Anyway, the pathetically tiny stimulus included an unprecedented $90 billion for clean-energy investments, including unprecedented investments in wind, solar and geothermal energy, biorefineries, the smart grid, electric vehicles, and factories to manufacture all that green stuff in the U.S. The most radical investment was probably a $2.4 billion grant program that helped finance 30 factories building advanced batteries and components, including $300 million for Johnson Controls, which had to match the government dollars with private dollars.

Before 2009, the U.S. was supplying less than 2% of a tiny global market in advanced batteries. When the stimulus-funded factories are all complete, they’ll have the capacity to supply 40% of a rapidly growing global market, about 500,000 batteries a year.
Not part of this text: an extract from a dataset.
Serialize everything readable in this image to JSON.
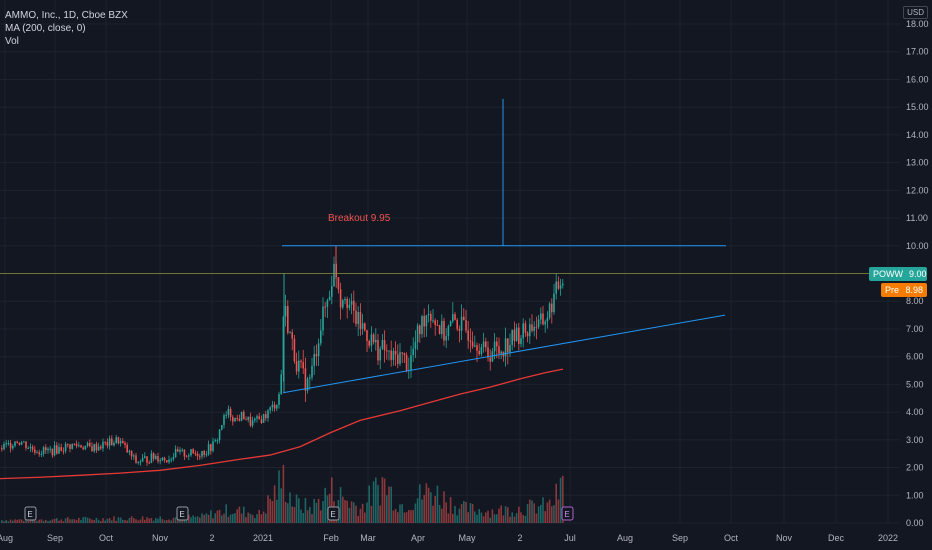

The stimulus will also boost our supply of electric-vehicle charging stations by more than 3,000%. And the Obama administration has provided loans to help Tesla, Fisker and Nissan build electric-car factories in the U.S., all part of Obama’s pledge to put 1 million plug-ins on the road by 2015. That is what change looks like, even if the President doesn’t beat his chest and call for mass beheadings on Wall Street while it happens.
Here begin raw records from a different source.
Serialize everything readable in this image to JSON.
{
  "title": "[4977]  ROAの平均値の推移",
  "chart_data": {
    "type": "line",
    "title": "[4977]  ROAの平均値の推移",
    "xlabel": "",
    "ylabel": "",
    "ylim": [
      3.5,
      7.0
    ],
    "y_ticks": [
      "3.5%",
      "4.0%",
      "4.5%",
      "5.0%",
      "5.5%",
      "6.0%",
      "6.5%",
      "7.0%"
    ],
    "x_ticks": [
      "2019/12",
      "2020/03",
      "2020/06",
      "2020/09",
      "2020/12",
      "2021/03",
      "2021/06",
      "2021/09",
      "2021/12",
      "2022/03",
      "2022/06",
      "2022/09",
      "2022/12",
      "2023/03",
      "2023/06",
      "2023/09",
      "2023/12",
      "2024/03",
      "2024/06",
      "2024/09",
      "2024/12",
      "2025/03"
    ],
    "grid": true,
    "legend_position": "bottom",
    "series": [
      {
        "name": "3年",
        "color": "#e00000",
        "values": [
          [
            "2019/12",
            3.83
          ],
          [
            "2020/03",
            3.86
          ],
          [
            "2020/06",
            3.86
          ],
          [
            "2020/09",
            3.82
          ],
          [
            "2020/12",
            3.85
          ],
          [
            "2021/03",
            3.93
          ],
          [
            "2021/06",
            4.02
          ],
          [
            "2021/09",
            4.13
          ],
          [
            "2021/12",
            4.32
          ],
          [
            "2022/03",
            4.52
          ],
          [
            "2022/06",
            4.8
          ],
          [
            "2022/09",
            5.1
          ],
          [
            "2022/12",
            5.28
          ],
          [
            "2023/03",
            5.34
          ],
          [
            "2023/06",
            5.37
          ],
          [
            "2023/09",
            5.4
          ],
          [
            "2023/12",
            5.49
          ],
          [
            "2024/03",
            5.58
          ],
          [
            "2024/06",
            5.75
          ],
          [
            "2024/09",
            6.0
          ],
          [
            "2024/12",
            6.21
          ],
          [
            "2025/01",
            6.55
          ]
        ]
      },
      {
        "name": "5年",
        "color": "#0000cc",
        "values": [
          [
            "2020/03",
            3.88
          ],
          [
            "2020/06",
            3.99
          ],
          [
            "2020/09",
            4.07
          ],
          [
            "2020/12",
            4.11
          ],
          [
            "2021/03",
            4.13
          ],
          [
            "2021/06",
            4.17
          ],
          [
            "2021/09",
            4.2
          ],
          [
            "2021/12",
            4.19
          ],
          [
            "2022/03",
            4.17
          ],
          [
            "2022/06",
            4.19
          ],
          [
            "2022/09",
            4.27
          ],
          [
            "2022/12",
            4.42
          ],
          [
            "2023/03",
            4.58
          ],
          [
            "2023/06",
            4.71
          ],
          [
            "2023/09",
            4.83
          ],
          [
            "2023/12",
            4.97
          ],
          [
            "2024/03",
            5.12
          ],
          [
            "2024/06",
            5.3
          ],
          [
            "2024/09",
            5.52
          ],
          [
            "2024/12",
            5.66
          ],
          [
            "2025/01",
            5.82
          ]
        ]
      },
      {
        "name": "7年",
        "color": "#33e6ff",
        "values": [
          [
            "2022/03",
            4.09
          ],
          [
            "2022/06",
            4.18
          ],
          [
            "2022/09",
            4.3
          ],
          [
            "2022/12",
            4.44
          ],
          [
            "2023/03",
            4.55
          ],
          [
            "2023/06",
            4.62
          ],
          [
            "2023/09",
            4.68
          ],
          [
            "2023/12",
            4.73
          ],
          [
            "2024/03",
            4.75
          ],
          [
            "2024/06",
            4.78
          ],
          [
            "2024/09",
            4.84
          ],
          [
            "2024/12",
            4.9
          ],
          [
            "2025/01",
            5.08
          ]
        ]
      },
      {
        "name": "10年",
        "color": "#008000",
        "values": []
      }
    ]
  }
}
Again, I’ll have more to say about the battery factories; there are legitimate questions about how sustainable the battery industry will be in the U.S., how fast electric vehicles will spread in the U.S., and whether the government should interfere with the private sector at all.  (Although as Jared Bernstein, Vice President Biden’s former chief economist, likes to say, we’re way more than a little bit pregnant on that last one.) It’s also fair to point out that these state-of-the-art factories are marvels of automation, a nice way of saying they don’t create all that many jobs; Johnson Controls will apparently employ about 150 workers in Holland. On the other hand, as electrification grows, we’re going to want to have a supply chain here if we want to have an auto industry here. And did I mention that Obama saved the U.S. auto industry in 2009?
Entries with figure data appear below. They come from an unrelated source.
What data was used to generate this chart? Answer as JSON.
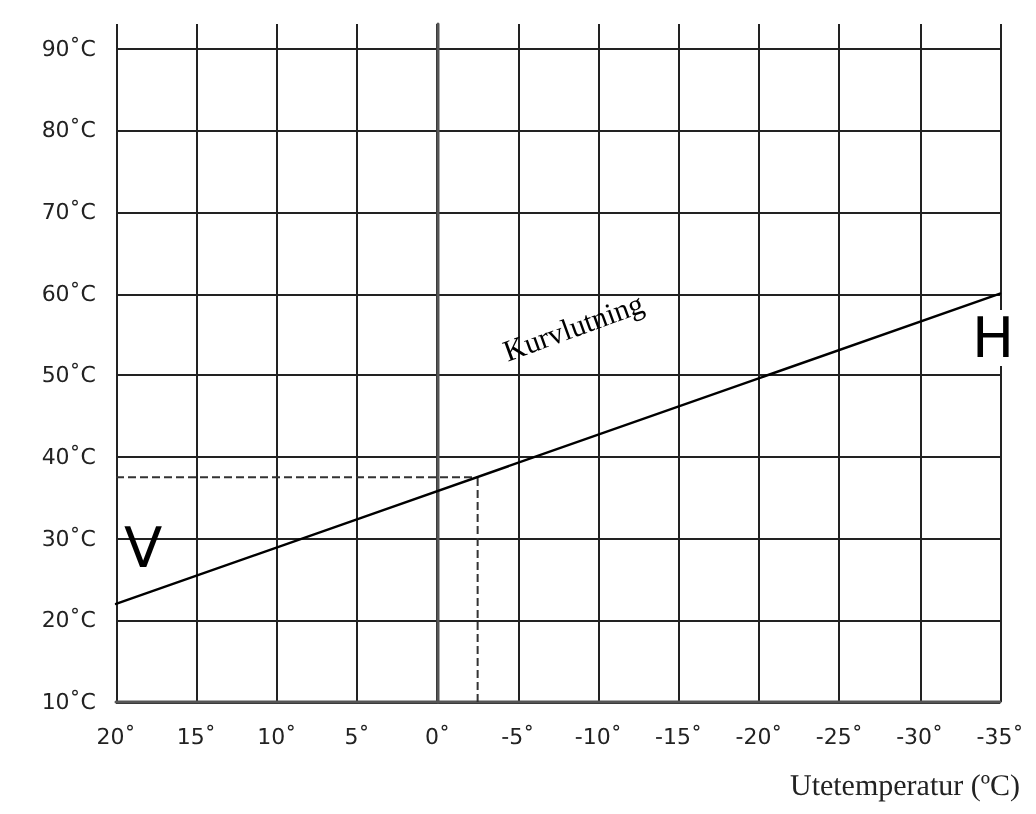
{
  "chart_data": {
    "type": "line",
    "xlabel": "Utetemperatur (ºC)",
    "x": [
      20,
      -35
    ],
    "series": [
      {
        "color": "#000000",
        "values": [
          22,
          60
        ]
      }
    ],
    "xlim": [
      20,
      -35
    ],
    "xticks": [
      {
        "value": 20,
        "label": "20˚"
      },
      {
        "value": 15,
        "label": "15˚"
      },
      {
        "value": 10,
        "label": "10˚"
      },
      {
        "value": 5,
        "label": "5˚"
      },
      {
        "value": 0,
        "label": "0˚"
      },
      {
        "value": -5,
        "label": "-5˚"
      },
      {
        "value": -10,
        "label": "-10˚"
      },
      {
        "value": -15,
        "label": "-15˚"
      },
      {
        "value": -20,
        "label": "-20˚"
      },
      {
        "value": -25,
        "label": "-25˚"
      },
      {
        "value": -30,
        "label": "-30˚"
      },
      {
        "value": -35,
        "label": "-35˚"
      }
    ],
    "ylim": [
      10,
      93
    ],
    "yticks": [
      {
        "value": 10,
        "label": "10˚C"
      },
      {
        "value": 20,
        "label": "20˚C"
      },
      {
        "value": 30,
        "label": "30˚C"
      },
      {
        "value": 40,
        "label": "40˚C"
      },
      {
        "value": 50,
        "label": "50˚C"
      },
      {
        "value": 60,
        "label": "60˚C"
      },
      {
        "value": 70,
        "label": "70˚C"
      },
      {
        "value": 80,
        "label": "80˚C"
      },
      {
        "value": 90,
        "label": "90˚C"
      }
    ],
    "ref_lines": [
      {
        "axis": "x",
        "value": -2.5,
        "line_style": "dashed",
        "color": "#333333"
      },
      {
        "axis": "y",
        "value": 37.5,
        "line_style": "dashed",
        "color": "#333333"
      }
    ],
    "annotations": [
      "Kurvlutning",
      "V",
      "H"
    ],
    "grid": true,
    "marker": "none",
    "line_style": "solid"
  }
}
My point, which I guess I’ve made before,  is simply that the liberals who keep whining that Obama isn’t telling them what they want to hear ought to open their eyes and look at what he’s trying to do. Whining enviros should be especially grateful to Obama, which I guess I’ve also said before–and that was before his latest round of fuel-efficiency standards for cars and light trucks, as well as the first-ever standards for buses and heavy trucks. As White House environmental aide Heather Zichal pointed out in a Wednesday briefing, those standards represent the biggest step the country has ever taken to reduce our dependence on foreign oil.  She didn’t point out that they’re also the biggest step the country has ever taken to reduce our carbon emissions.

I can see why the White House’s failure to mention the climate crisis would be annoying to people who spend their days trying to raise awareness about it. But would you rather have a President who talks about climate change, or a President who does something about it?